HyFun Foods bets big on seed-to-shelf model to make a mark in frozen potato market
HyFun Foods, a major player in frozen potato products sector, is betting big on its seed-to-shelf business model to increase its presence in the frozen food industry.
According to Haresh Karamchandani, MD and Group CEO of HyFun Foods, seed-to-shelf approach ensures HyFun Foods delivers consistently high-quality frozen potato products from seed to shelf setting it apart in the industry.
Explaining this, he said it begins with meticulous contract farming with potato growers and extensive physical and digital (phygital) connect crop advisory programmes. These processes allow the company to control every step from seed multiplication, raw material supplies, to final product delivery.
Plans to expand to 10,000
In an online interaction with businessline, Karamchandani said HyFun Foods has contract farming arrangements with 6,300 farmers mainly in Gujarat and Madhya Pradesh. The aim is to expand this network to 10,000 farmers by the end of 2024-25, and to 30,000 farmers by 2030.

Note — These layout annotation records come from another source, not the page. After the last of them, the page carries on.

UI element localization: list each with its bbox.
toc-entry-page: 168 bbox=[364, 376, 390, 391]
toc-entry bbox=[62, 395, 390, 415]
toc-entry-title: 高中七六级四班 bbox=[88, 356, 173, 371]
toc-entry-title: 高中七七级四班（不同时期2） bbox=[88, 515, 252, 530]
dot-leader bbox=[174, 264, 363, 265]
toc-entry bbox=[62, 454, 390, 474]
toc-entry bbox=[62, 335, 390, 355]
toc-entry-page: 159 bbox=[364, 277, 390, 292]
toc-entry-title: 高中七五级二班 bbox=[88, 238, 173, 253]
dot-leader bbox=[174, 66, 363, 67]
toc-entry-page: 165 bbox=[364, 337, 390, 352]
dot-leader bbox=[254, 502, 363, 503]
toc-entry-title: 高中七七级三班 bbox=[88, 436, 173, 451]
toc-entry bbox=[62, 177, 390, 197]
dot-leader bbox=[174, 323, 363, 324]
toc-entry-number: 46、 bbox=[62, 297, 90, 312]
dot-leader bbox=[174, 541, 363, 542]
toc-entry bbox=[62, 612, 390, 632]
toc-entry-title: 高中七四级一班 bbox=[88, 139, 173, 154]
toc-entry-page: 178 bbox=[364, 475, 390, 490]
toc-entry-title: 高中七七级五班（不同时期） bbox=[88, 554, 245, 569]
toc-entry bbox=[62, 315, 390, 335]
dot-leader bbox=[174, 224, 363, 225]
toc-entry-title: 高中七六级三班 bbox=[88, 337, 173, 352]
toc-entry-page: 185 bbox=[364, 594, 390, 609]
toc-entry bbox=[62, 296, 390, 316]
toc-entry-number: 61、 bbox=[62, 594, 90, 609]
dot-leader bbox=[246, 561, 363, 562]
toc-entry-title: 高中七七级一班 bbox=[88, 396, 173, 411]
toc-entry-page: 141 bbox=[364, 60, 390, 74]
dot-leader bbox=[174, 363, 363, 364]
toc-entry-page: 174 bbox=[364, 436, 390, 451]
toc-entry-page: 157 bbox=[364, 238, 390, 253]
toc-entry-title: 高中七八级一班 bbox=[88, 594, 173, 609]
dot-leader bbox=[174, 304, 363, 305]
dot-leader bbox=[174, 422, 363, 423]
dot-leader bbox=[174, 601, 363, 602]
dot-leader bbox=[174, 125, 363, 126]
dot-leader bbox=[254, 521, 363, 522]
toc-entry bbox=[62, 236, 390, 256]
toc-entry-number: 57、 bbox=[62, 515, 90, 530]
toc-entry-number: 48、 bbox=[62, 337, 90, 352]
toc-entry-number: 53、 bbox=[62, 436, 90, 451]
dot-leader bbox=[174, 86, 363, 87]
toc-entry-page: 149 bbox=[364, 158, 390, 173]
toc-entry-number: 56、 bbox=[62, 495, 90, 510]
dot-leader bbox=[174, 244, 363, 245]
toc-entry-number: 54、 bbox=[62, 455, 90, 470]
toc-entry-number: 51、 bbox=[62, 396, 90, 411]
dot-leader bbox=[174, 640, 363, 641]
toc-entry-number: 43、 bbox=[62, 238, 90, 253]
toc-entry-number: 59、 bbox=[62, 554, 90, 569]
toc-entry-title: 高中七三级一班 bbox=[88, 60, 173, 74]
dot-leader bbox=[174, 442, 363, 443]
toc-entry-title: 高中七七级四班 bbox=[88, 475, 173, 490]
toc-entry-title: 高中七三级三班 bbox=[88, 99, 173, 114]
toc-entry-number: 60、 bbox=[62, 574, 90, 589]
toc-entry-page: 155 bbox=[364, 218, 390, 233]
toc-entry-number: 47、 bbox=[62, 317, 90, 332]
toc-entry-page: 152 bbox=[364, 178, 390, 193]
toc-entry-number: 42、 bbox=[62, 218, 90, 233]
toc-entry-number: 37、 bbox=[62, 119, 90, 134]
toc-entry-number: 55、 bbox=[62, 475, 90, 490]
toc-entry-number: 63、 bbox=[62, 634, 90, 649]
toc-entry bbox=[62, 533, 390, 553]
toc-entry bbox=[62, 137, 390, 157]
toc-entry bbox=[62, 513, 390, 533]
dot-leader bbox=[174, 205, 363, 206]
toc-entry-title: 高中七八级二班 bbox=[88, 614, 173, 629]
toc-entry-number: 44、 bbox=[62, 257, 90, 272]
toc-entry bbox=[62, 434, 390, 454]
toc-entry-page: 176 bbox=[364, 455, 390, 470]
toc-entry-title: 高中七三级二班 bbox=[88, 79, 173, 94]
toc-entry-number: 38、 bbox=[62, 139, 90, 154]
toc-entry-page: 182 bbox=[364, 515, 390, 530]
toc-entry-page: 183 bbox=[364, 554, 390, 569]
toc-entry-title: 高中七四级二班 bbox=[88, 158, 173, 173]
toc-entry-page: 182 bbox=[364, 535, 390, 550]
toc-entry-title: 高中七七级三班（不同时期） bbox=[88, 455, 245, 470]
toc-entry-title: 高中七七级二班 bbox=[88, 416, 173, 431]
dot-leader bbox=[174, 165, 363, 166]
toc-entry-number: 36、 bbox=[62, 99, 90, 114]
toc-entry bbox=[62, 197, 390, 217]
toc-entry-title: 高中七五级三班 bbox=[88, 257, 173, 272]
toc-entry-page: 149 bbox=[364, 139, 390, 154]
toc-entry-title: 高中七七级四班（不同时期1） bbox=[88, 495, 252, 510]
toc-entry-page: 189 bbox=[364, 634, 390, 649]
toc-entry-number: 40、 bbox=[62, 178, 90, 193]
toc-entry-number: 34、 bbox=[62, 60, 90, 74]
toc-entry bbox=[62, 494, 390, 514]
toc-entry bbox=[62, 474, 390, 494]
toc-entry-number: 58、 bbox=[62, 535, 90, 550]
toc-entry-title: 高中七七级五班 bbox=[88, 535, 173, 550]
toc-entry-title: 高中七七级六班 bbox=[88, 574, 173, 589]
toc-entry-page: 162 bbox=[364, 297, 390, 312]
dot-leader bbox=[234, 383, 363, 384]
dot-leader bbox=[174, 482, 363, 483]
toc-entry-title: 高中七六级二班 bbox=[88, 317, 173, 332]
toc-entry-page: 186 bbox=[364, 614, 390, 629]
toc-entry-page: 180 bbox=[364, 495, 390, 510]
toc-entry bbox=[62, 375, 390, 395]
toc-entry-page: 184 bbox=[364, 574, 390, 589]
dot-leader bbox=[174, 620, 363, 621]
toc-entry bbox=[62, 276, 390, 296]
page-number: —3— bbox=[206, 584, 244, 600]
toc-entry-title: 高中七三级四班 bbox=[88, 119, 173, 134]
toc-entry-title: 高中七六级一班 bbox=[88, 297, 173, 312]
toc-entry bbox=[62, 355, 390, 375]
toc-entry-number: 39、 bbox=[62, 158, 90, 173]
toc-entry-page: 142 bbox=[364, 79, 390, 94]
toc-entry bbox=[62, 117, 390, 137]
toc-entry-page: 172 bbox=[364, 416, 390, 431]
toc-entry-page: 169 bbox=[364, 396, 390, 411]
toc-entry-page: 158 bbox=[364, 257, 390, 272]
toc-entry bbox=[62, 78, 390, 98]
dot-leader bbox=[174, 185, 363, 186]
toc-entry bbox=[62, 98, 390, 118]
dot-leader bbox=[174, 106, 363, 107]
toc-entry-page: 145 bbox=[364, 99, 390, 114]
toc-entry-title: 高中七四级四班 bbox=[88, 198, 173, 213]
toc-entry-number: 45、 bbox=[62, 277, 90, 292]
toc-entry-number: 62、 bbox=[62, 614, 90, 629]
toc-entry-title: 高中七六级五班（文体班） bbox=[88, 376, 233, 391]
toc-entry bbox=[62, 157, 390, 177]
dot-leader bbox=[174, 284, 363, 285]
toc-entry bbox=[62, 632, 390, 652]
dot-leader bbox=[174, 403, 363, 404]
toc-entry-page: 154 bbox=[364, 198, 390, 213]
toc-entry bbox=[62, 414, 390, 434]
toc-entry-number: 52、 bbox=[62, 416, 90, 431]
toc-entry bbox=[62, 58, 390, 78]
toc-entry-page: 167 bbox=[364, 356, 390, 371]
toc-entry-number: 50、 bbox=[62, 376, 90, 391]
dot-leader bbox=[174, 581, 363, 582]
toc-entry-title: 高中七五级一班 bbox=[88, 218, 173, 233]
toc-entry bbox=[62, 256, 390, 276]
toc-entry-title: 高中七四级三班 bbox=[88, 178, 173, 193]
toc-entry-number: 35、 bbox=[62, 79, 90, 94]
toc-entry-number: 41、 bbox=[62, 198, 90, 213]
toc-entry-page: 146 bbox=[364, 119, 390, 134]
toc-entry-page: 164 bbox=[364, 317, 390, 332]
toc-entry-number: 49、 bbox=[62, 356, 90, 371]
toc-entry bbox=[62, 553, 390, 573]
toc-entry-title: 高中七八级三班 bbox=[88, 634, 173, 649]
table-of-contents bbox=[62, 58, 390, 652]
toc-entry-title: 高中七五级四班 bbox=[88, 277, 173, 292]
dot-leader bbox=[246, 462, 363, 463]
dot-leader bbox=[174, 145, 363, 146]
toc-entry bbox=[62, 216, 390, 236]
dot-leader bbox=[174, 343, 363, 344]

“This ambitious target is a part of our HyFarm initiative, which focuses on expanding our procurement to include table and chipping varieties of potatoes, as well as other fresh fruits and vegetables.
The initiative aims to revolutionise fresh produce procurement and build a robust value chain with a strong backward-integrated business model,” he said, adding the contract farming model of HyFun Foods is strategically designed to foster mutual benefits for both the company and the farming community.
To a query on the quantity of potato produced under the contract farming model, he said the company procured 300,000 tonnes of processing-grade potatoes from farmers in the last fiscal.
“We aim to significantly increase this procurement in the coming years as part of our HyFarm initiative, targeting 1 million tonnes of various fresh produce, including potatoes, by 2028,” he said.
Processing facility
HyFun Foods, which has frozen potato production facility in Gujarat’s Mehsana, will establish three additional manufacturing plants there.
“This expansion will significantly boost our production capacity, enabling us to better serve our growing customer base and maintain our position as a leading player in the frozen foods industry,” Karamchandani said, adding, HyFun Foods operates several processing plants equipped with specialized units for a variety of products. The facilities include dedicated lines for French fries, potato speciality products, potato flakes, and baked snacks.
HyFun Foods has around 50 products now from traditional Indian tastes to international flavours.
Revenue from exports
He said the company achieved revenue of ₹1200 crore in 2023-24, with a profit margin of approximately 20 per cent. Around 70 per cent of this revenue was generated from exports. This share was the result of a deliberate strategy to tap into the global market’s growing demand for premium frozen potato products, he said.
Stating that the company is placing equal emphasis on both domestic and retail markets, he said: “Within just one year of entering the retail segment, we have successfully established our presence across all major metropolitan areas in the country. Moving forward, our goal is to expand our domestic market share to contribute 50 per cent of our total revenues.”
For the current fiscal, the company is aiming to surpass a revenue of ₹1,500 crore. To achieve the revenue target, the company is planning to increase its retail presence and sales in the domestic markets along with growing its customer base of QSR (quick service restaurants) and HoReCa (hotels, restaurants and catering) clients in the domestic and international markets.
He said the company is also expanding its production capacity, enhancing its supply chain, and launching new products specifically tailored to suit the taste buds of the Indian palate such as ‘aloo vada’, ‘hara bhara kebabs’, and ‘bhaji patty’.